If the Founder is an individual, the register indicates the full name, his TIN (if any), the nominal value of the share, the size of the share as a percentage, the date and number of the entry in the Unified State Register of Legal Entities. If the founder is a legal entity: the register indicates the name of the enterprise, its INN/OGRN, the nominal value of the share, the size of the share as a percentage, the date and number of the entry in the Unified State Register of Legal Entities.

On the CHESTNYBUSINESS portal, you can find out for free the composition of the Founders (Participants) of Legal Entities, obtain complete data from the Unified State Register of Legal Entities, and identify the affiliation (build connections) of the Founders.

The data on the portal is updated daily and synchronized with the nalog.ru service of the Federal Tax Service of the Russian Federation*.

You can search for Founders (Participants) for free by INN / OGRN / OKPO / Company name.

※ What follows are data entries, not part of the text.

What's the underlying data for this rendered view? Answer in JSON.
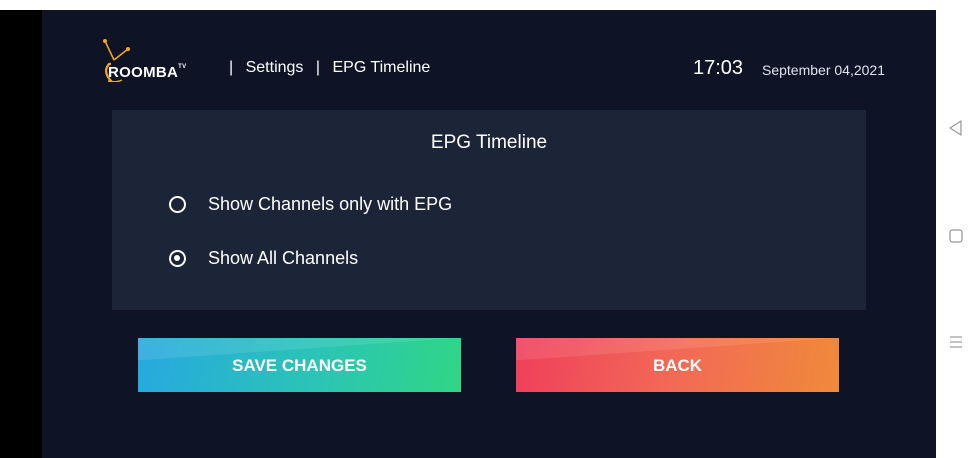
{
  "header": {
    "logo_text": "ROOMBA",
    "logo_tm": "TV",
    "breadcrumb": [
      "|",
      "Settings",
      "|",
      "EPG Timeline"
    ],
    "time": "17:03",
    "date": "September 04,2021"
  },
  "panel": {
    "title": "EPG Timeline",
    "options": [
      {
        "label": "Show Channels only with EPG",
        "selected": false
      },
      {
        "label": "Show All Channels",
        "selected": true
      }
    ]
  },
  "buttons": {
    "save_label": "SAVE CHANGES",
    "back_label": "BACK"
  },
  "colors": {
    "background": "#0e1326",
    "panel": "#1c2538",
    "logo_accent": "#f5a623"
  },
  "navigation_icons": [
    "back-triangle-icon",
    "home-square-icon",
    "menu-lines-icon"
  ]
}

To search, use the search bar.

Current Russian legislation does not define the concept of “founder,” although it establishes his rights and obligations to create a legal entity. The founders sign (conclude, approve) the constituent documents of the legal entity, form its authorized capital, elect governing bodies, obtain the required permits and approvals, perform other factual and legal actions necessary for the state registration of the legal entity and ensure its normal functioning (Article 52 of the Civil Code RF).

Thus, a founder can be called a subject of law who makes transactions, other legally significant and actual actions aimed at creating a legal entity, namely: decides to create a new subject of law, accepts (approves) its constituent documents, transfers ownership to it (or on another right) part of his property to form his authorized capital N.V. Kozlova). The concepts of “founder” and “participant” of a legal entity do not coincide in their content, since the participant does not act as a founder, however, after the creation of a legal entity, the legal status of the founder and participant coincide, since the legal entity does not depend on the composition of its participants, the change of which is quite acceptable.

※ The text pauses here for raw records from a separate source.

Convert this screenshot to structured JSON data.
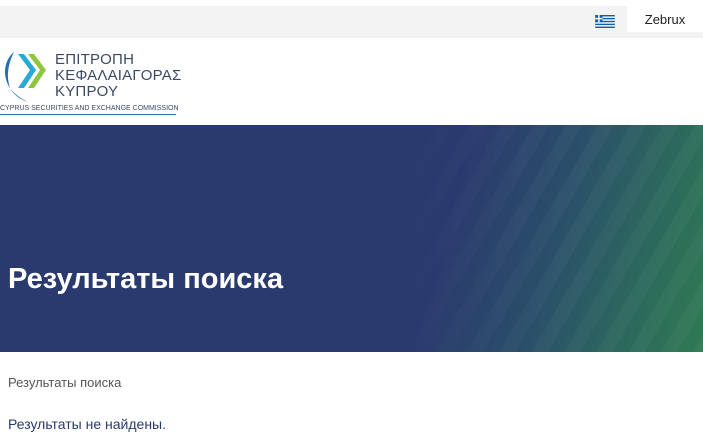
{
  "topbar": {
    "language_icon": "greek-flag-icon",
    "user_label": "Zebrux"
  },
  "logo": {
    "line1": "ΕΠΙΤΡΟΠΗ",
    "line2": "ΚΕΦΑΛΑΙΑΓΟΡΑΣ",
    "line3": "ΚΥΠΡΟΥ",
    "subtitle": "CYPRUS SECURITIES AND EXCHANGE COMMISSION"
  },
  "hero": {
    "title": "Результаты поиска"
  },
  "breadcrumb": {
    "current": "Результаты поиска"
  },
  "results": {
    "message": "Результаты не найдены."
  },
  "colors": {
    "hero_primary": "#2b3a6e",
    "hero_accent": "#2f7a52",
    "topbar_bg": "#f4f3f4"
  }
}
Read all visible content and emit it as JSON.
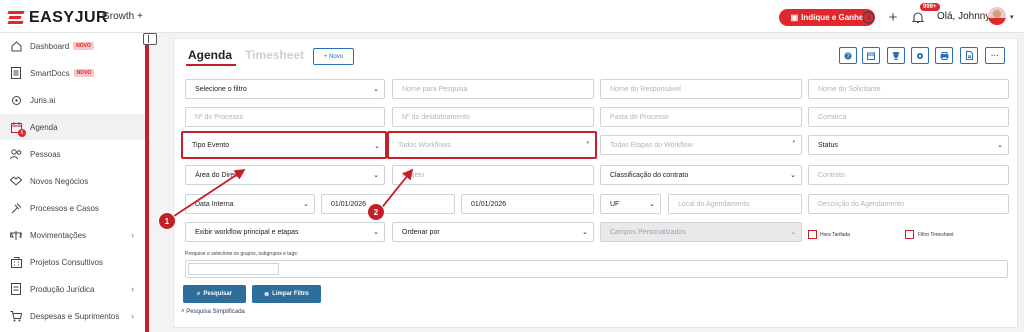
{
  "app": {
    "brand": "EASYJUR",
    "plan": "Growth +",
    "accent": "#e1262c"
  },
  "header": {
    "indique_label": "Indique e Ganhe",
    "notif_count": "999+",
    "greeting": "Olá, Johnny",
    "icons": [
      "clock-icon",
      "plus-icon",
      "bell-icon"
    ]
  },
  "sidebar": {
    "items": [
      {
        "label": "Dashboard",
        "badge": "NOVO",
        "icon": "home-icon"
      },
      {
        "label": "SmartDocs",
        "badge": "NOVO",
        "icon": "document-icon"
      },
      {
        "label": "Juris.ai",
        "icon": "ai-icon"
      },
      {
        "label": "Agenda",
        "icon": "calendar-icon",
        "count": "6"
      },
      {
        "label": "Pessoas",
        "icon": "people-icon"
      },
      {
        "label": "Novos Negócios",
        "icon": "handshake-icon"
      },
      {
        "label": "Processos e Casos",
        "icon": "gavel-icon"
      },
      {
        "label": "Movimentações",
        "icon": "scale-icon",
        "has_children": true
      },
      {
        "label": "Projetos Consultivos",
        "icon": "building-icon"
      },
      {
        "label": "Produção Jurídica",
        "icon": "file-icon",
        "has_children": true
      },
      {
        "label": "Despesas e Suprimentos",
        "icon": "cart-icon",
        "has_children": true
      }
    ]
  },
  "main": {
    "tabs": [
      {
        "label": "Agenda",
        "active": true
      },
      {
        "label": "Timesheet",
        "active": false
      }
    ],
    "new_button": "+ Novo",
    "toolbar_icons": [
      "help-icon",
      "calendar-icon",
      "trophy-icon",
      "settings-icon",
      "print-icon",
      "export-icon",
      "more-icon"
    ],
    "filters": {
      "select_filter": "Selecione o filtro",
      "search_name": "Nome para Pesquisa",
      "responsible": "Nome do Responsável",
      "requester": "Nome do Solicitante",
      "process_no": "Nº do Processo",
      "split_no": "Nº do desdobramento",
      "process_folder": "Pasta do Processo",
      "district": "Comarca",
      "event_type": "Tipo Evento",
      "workflows": "Todos Workflows",
      "workflow_stages": "Todas Etapas do Workflow",
      "status": "Status",
      "law_area": "Área do Direito",
      "project": "Projeto",
      "contract_class": "Classificação do contrato",
      "contract": "Contrato",
      "date_type": "Data Interna",
      "date_from": "01/01/2026",
      "date_to": "01/01/2026",
      "uf": "UF",
      "location": "Local do Agendamento",
      "description": "Descrição do Agendamento",
      "workflow_display": "Exibir workflow principal e etapas",
      "order_by": "Ordenar por",
      "custom_fields": "Campos Personalizados",
      "billed_hours": "Hora Tarifada",
      "timesheet_filter": "Filtro Timesheet"
    },
    "tags_hint": "Pesquise e selecione os grupos, subgrupos e tags:",
    "search_button": "Pesquisar",
    "clear_button": "Limpar Filtro",
    "simple_search": "Pesquisa Simplificada"
  },
  "annotations": [
    "1",
    "2"
  ]
}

The founders of a legal entity on the territory of Russia can be any subjects of civil law who have the necessary legal capacity and capacity for this: citizens; legal entities, as well as public legal entities (Russian Federation, constituent entities of the Russian Federation; municipal entities). Foreign citizens, stateless or dual citizenship persons, as well as foreign legal entities, can be founders of Russian legal entities, except for cases established by federal laws or international treaties of the Russian Federation (Clause 1, Article 2, Article 7 of the Civil Code of the Russian Federation) .

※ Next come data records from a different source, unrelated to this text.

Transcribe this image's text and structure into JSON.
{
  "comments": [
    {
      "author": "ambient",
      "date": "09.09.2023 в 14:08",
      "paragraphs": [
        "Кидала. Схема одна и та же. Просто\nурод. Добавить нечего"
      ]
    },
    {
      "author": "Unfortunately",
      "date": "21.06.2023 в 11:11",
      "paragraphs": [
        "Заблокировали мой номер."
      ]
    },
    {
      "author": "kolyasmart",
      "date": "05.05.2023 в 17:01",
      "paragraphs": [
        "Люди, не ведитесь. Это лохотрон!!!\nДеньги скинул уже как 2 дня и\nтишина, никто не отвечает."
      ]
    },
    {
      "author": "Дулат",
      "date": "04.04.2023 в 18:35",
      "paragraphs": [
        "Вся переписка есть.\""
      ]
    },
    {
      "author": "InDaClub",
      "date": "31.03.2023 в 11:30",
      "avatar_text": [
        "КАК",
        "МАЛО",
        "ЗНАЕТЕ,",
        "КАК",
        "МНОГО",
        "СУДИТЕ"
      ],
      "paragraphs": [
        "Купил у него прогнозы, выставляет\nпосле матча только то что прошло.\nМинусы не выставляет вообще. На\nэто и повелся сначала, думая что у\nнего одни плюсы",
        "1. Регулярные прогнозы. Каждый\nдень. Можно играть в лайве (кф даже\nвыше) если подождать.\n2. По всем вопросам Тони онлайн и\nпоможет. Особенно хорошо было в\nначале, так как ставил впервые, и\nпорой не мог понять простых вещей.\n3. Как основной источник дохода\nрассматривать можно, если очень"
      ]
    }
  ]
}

The law may limit the composition of founders of different types of legal entities (clause 4 of article 66 of the Civil Code of the Russian Federation; clause 5 of the Post. Plenum of the Supreme Arbitration Court of the Russian Federation dated November 18, 2003 N 19 “On some issues of application of the Federal Law “On Joint Stock Companies”, etc. ).

The founders (members) of a production cooperative can only be individuals (citizens of the Russian Federation, foreigners, stateless persons) (Articles 1, 4, 7 of the Law on Production Cooperatives).

Only legal entities can act as founders of a non-profit association of legal entities (association, union). Moreover, commercial legal entities have the right to merge only with other commercial organizations, and non-profit legal entities - with non-profit organizations. The creation of an association (union) with the participation of both commercial and non-profit legal entities is not provided for by current legislation (Articles 121, 122 of the Civil Code of the Russian Federation; Article 11 of the Law on Non-Profit Organizations).

As established by Art. 8 of the Federal Law of July 7, 1995 “On Charitable Activities and Charitable Organizations” state authorities and local governments, as well as state and municipal unitary enterprises, state and municipal institutions cannot act as founders of a charitable organization.

The ability to create legal entities independently or jointly with other citizens and legal entities is one of the elements of the content of a citizen’s legal capacity (Article 18 of the Civil Code of the Russian Federation).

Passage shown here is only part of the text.